Everyone turned towards Hunter as he came in through the door. At first they all greeted him loudly—but again, one look in his eyes and they all very quickly knew it was time to go. The soldiers departed, one at a time, all of them waiting until they were outside to climb back into their clothes.
Once they were gone, Hunter slowly walked over to the couch and took a long gaze at Chloe. She was upside down, smiling innocently up at him. On the floor in front of her was a battalion of used condoms. Gin was awake and looking up at Hunter, too, but she could see he was less than approving of what he’d walked in on.
With much effort, she was able to rouse Gozo and drag him from the room, closing the green door behind them.
Now it was just Hunter and Chloe.
She turned right side up and giggled.
“Well, what do you think of all this?
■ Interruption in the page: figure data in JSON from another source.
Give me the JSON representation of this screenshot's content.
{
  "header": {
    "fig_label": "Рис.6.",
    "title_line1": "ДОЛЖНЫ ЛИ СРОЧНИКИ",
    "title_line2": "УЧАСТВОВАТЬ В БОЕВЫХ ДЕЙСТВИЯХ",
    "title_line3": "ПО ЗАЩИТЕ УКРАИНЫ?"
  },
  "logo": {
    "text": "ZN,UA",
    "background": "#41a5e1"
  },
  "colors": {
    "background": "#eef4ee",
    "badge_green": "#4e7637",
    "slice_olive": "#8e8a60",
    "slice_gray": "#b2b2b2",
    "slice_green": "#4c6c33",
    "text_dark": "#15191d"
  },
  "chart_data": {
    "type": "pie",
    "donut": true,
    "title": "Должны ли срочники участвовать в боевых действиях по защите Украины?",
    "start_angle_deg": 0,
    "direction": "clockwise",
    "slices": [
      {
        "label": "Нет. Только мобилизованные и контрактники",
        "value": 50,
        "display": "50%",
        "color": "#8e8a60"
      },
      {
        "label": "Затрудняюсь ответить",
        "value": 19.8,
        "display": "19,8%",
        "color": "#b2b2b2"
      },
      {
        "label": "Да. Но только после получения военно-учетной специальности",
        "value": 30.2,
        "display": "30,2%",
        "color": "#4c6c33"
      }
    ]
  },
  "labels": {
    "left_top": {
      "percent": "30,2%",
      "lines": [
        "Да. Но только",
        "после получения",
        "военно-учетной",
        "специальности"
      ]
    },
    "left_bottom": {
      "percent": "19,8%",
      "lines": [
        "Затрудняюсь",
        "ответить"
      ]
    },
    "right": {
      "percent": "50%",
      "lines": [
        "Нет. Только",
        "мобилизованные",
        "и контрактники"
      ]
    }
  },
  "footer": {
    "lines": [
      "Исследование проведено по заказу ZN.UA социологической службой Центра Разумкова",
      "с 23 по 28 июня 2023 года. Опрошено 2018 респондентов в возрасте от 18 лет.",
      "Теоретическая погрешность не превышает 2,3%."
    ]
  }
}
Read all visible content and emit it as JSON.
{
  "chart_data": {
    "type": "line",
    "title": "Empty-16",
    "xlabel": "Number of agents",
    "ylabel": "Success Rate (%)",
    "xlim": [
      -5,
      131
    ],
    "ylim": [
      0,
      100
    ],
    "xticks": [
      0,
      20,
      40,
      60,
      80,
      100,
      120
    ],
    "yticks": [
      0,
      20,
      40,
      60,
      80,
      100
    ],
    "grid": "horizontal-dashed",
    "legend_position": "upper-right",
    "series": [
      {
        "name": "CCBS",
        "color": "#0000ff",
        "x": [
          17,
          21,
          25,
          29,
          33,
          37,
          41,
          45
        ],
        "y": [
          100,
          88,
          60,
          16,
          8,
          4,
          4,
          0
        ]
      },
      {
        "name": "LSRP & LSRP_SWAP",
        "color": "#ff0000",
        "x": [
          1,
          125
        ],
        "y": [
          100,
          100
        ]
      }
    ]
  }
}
Cool, huh?”
Hunter started to say something but caught himself at the last moment. Once again, he was tongue-tied.
What could he say to her?
He took off his helmet, unstrapped his ammo belt and rifle. Then he sat down next to her and ran his hands over his suddenly tired face and head.
“What’s the matter?” she asked him, authentically puzzled. “Did I do something wrong?”
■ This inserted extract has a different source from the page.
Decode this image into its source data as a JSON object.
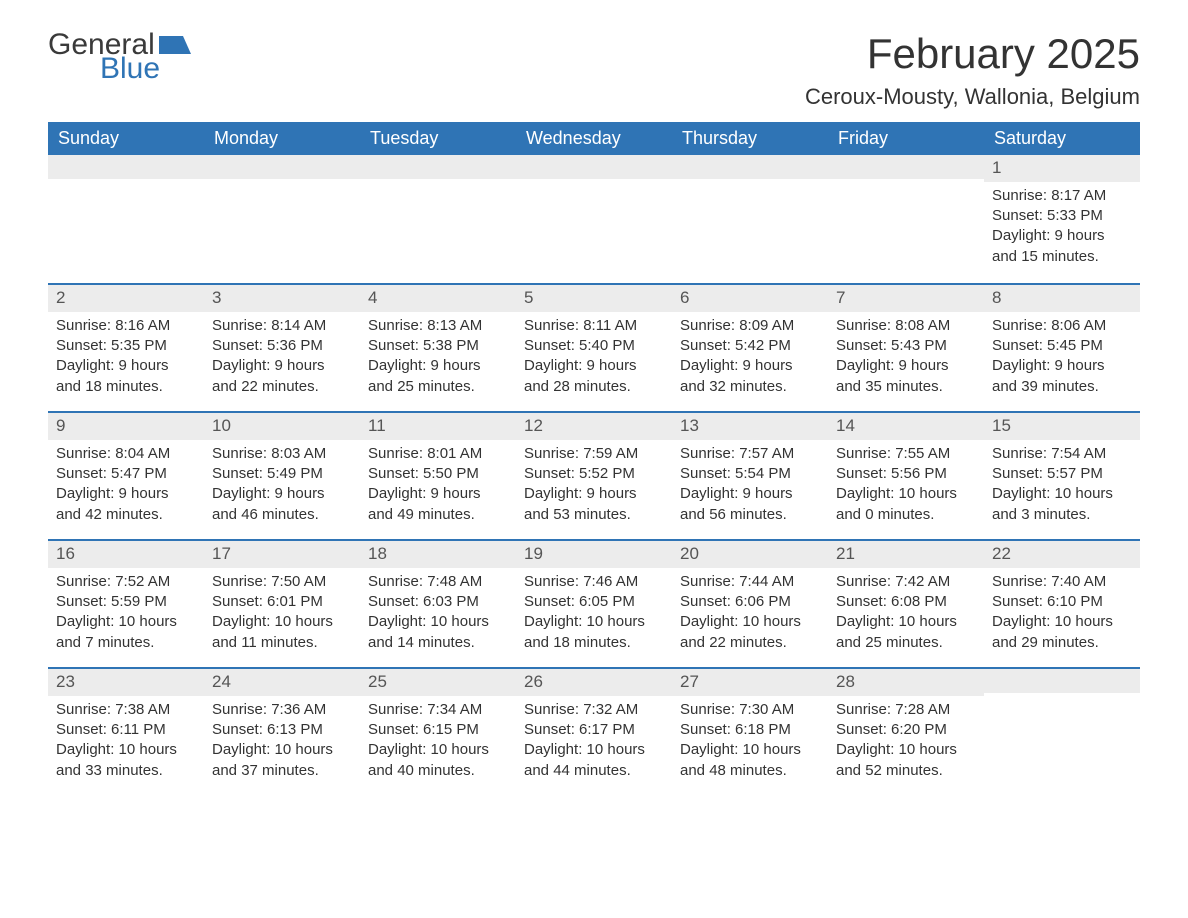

He looked over at her—the beautiful face, the naked wet body. But still, he remained silent.
She was growing concerned now. She reached up and grabbed him tightly.
“Tell me, please, Hawk,” she pleaded with him. “What’s the matter?
Did I do something wrong?
”
But all Hunter could do was stare back at her.
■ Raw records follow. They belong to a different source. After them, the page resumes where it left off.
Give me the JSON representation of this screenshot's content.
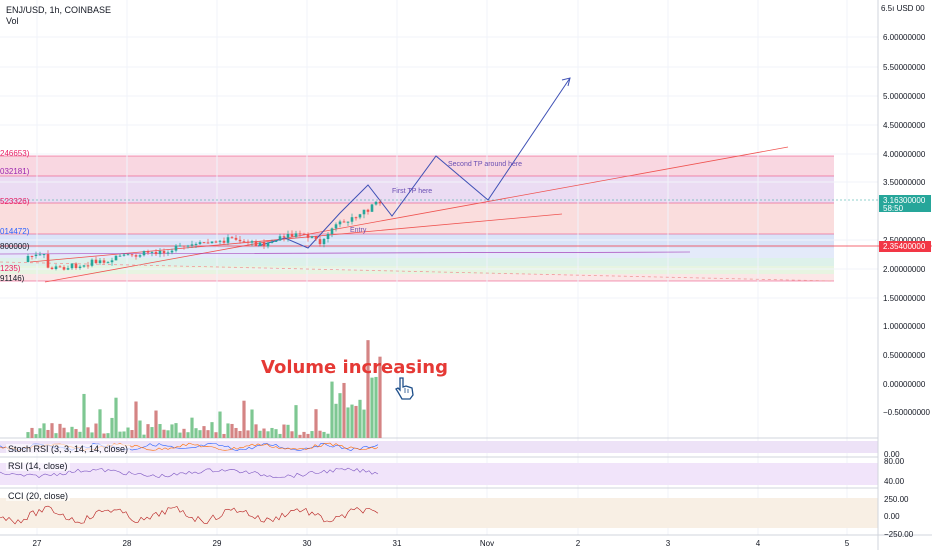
{
  "header": {
    "symbol": "ENJ/USD, 1h, COINBASE",
    "volume_label": "Vol"
  },
  "price_axis": {
    "top_label": "6.5ı USD 00",
    "ticks": [
      "6.00000000",
      "5.50000000",
      "5.00000000",
      "4.50000000",
      "4.00000000",
      "3.50000000",
      "2.50000000",
      "2.00000000",
      "1.50000000"
    ],
    "current_price": "3.16300000",
    "countdown": "58:50",
    "line_price": "2.35400000",
    "colors": {
      "up": "#26a69a",
      "down": "#ef5350",
      "line_badge": "#f23645"
    }
  },
  "volume_axis": {
    "ticks": [
      "1.00000000",
      "0.50000000",
      "0.00000000",
      "−0.50000000"
    ]
  },
  "level_labels": [
    "246653)",
    "032181)",
    "523326)",
    "014472)",
    "800000)",
    "1235)",
    "91146)"
  ],
  "indicators": {
    "stoch": {
      "label": "Stoch RSI (3, 3, 14, 14, close)",
      "ticks": [
        "0.00"
      ]
    },
    "rsi": {
      "label": "RSI (14, close)",
      "ticks": [
        "80.00",
        "40.00"
      ]
    },
    "cci": {
      "label": "CCI (20, close)",
      "ticks": [
        "250.00",
        "0.00",
        "−250.00"
      ]
    }
  },
  "time_axis": {
    "ticks": [
      "27",
      "28",
      "29",
      "30",
      "31",
      "Nov",
      "2",
      "3",
      "4",
      "5"
    ]
  },
  "annotations": {
    "volume_text": "Volume increasing",
    "hand_icon": "pointing-hand-icon",
    "first_tp": "First TP here",
    "second_tp": "Second TP around here",
    "entry": "Entry"
  },
  "chart_data": {
    "type": "candlestick",
    "title": "ENJ/USD, 1h, COINBASE",
    "ylim": [
      1.0,
      6.5
    ],
    "x_categories": [
      "27",
      "28",
      "29",
      "30",
      "31",
      "Nov",
      "2",
      "3",
      "4",
      "5"
    ],
    "current_price": 3.163,
    "horizontal_line": 2.354,
    "projection_path": [
      [
        31.0,
        2.8
      ],
      [
        31.4,
        3.95
      ],
      [
        31.9,
        3.2
      ],
      [
        32.9,
        5.3
      ]
    ]
  }
}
“I don’t know,” he finally managed to croak. “I
really
don’t know…”
T
HESE DAYS IT WAS
called
Siracusa.
Located on the southeast coast of Sicily, it was an opulent, seaside paradise, lorded over by members of the most prominent crime families in postwar Europe.
These characters had turned Siracusa into a mercenary’s dream. An entire city filled with barrooms, eateries, gambling halls, and brothels. Everyone had money, and anyone who didn’t, could earn some real quick. No less than seven armies—a total of twenty-one divisions—of hired soldiers were encamped around the city, most of them up in the hills to the north. A large, ever-changing mercenary fleet of warships—destroyers, minesweepers, fast-attack boats—were crowded inside the protected harbor. The officer corps for all this lived in the villas and grand hotels lining the main boulevards of the city.
The centerpiece of this corporate-warrior heaven was located ten miles to the west, in a place known appropriately enough as
Vallo del Mazzio Corleone.
To say this place was an airport was like saying the Mediterranean was a puddle. There were no less than thirty-two runways, six control towers, fifty miles of taxiways and more than two hundred hangars and maintenance barns, both big and small. The fuel depot alone covered nearly a half-mile square. The ammunition bunker was nearly as big.
The business at Vallo del Mazzio Corleone was aerial bombardment. Strategic, tactical, sneak attack, fire bombing—the planes at Vallo del Mazzio Corleone, or more simply “Vallo Mazz,” could do it all. There were more than eight hundred bombers operating out of Vallo Mazz at any given moment. The main fleet line was made up of two hundred thirty reconditioned Tu-95 Bear bombers, the same prophet powerhouses that had bombed Malta the day before. Second-of-the-line were one hundred slightly smaller Bison bombers, they, like the Bears, being of early-Soviet design, There was also a similar number of Xian H-6s, Chinese-built rip-offs of the Russian Tu-16 bomber.
For special high-priority operations, the corporation at Vallo Mazz had fifty-five high tech, swing-wing Backfire bombers, backed up by twice as many Mirage IVAs. The rest of the fleet consisted of Tu-22 Blinders, several old South African Vulcans, and three squadrons of old prop medium-size attack bombers, including B-25s, B-26s and a handful of Transail C-160s, converted into gunships.